Just over an hour later, highly-respected German trombonist Conny Bauer (76) teamed up with stripling Norwegian drummer Dag Magnus Narvesen. Drum clutter and 'bone melody opened, as both players walked around an essential line, finding its heart-core, until a jungle beat prompted freer blowing, blubbered bass multiphonics extended, as Bauer collected growling patterns, pulling out their logical innards.

Gunter Hampel (82) is another walking German classic, his discography stretching back to the mid-1960s. On the Monday afternoon, Hampel led his Music & Dance Improvisation Company, switching between vibraphone and bass clarinet. The partially-family line-up also included drums, tenor saxophone (or electronics) and a singer, as five dancers invaded the green screen space of Miss Unimoers, projecting their uncaged moves around the various screens, as well as shooting across the actual stage area. They could be shaking either trees or earthworms. This year's Moers Festival made several significant moves towards the relationship of dance with free-form music. The electronics of Johannes Schleiermacher were reminiscent of those used in the 1956 movie Forbidden Planet, by Bebe and Louis Barron. Then, when he switched to tenor saxophone, Hampel picked up his bass clarinet, as swing dance met free jazz, in both sound and vision.

There was time for a pause in the older folks parade, made by The Notwist, although this Munich-area rock band could almost be considered veterans, as they've been performing since 1989. Sounding less rockin' than of old, this crew boast multiple multi-instrumentalists, who often elected to play various keyboards at the same time, not picking up their potential chugging guitars until later points in their pulsating set. Dim lighting and repetitive grooves gave segued songs a united vibration, a coasting accumulation that became steadily more menacing, even landing on a trumpet-spattered free jazz climax.

The Mayfield is a new band led by pianist and composer Heiner Goebbels (67), with an unusual line-up of ondes martenot, electric guitar and massive percussion. They specialised in a rock complexity that didn't forsake the scaly grit, operating with an electroacoustic starkness.
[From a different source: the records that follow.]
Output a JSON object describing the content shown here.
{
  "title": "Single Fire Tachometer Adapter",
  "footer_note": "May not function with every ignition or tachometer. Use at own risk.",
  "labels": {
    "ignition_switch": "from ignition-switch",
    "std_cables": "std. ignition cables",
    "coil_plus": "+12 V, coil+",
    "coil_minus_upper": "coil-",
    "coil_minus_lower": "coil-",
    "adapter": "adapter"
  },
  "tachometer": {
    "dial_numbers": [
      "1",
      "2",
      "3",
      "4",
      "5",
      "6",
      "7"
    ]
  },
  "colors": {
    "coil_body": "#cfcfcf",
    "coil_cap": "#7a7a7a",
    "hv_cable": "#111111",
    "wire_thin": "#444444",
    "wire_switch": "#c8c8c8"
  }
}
The electronic aura was arrived at as much by effects and technique as by full equipment array, on a terrain of groaning drone. Cecile Lartigau had the tiny drawer of her ondes martineau open, clearly prepared for open-heart surgery on its insides, and Nicolas Perrin was using his guitar as a sampling monster, rarely sounding anything like an actual axeman. French percussionist Camille Émaille's kit was bolstered by kettle drum, large gong and huge bass drum, primed for detonation. She was the highly impressive new discovery of the weekend. It's been three decades since Goebbels played at the Moersfest, and he certainly made a savagely controlled sonic scar on the proceedings this time around.

The festival's last set, and the final Moers Session of the Monday involved something of an inner circle supergroup, featuring ringmaster Klare and Improviser In Residence Portugal with guitarist Thorsten Töpp (guitar and press office), and Tim Isfort (upright bass and festival artistic director). They were even joined by actor Matthias Hesse, otherwise known as Miss Unimoers, and revealing further talent for improvisational oration, his glottal escalations stoking up the tension as their set progressed. Klare held tones then made riffing undercuts, while Hesse's well-shaped ranting was phonetically echoed by Töpp's guitar, Isfort revealing his expressive capacity on acoustic bass, as his last appearance at this festival involved an electric axe. Collectively they upheld the energy sphere, and sent both the livestream viewers and interior fleshly audience homeward (or upstairs to bed) in suitably rucked- up fashion. After all of the virus travails, and swift responses to sudden changes, this Moers Festival succeeded in being a vivid success, feeding off the tensions of an improvised existence, and reacting with swift agility, never settling down, always on the move.

The Arte programmes are available to stream until 28th June 2020, and the YouTube footage will be around forevermore.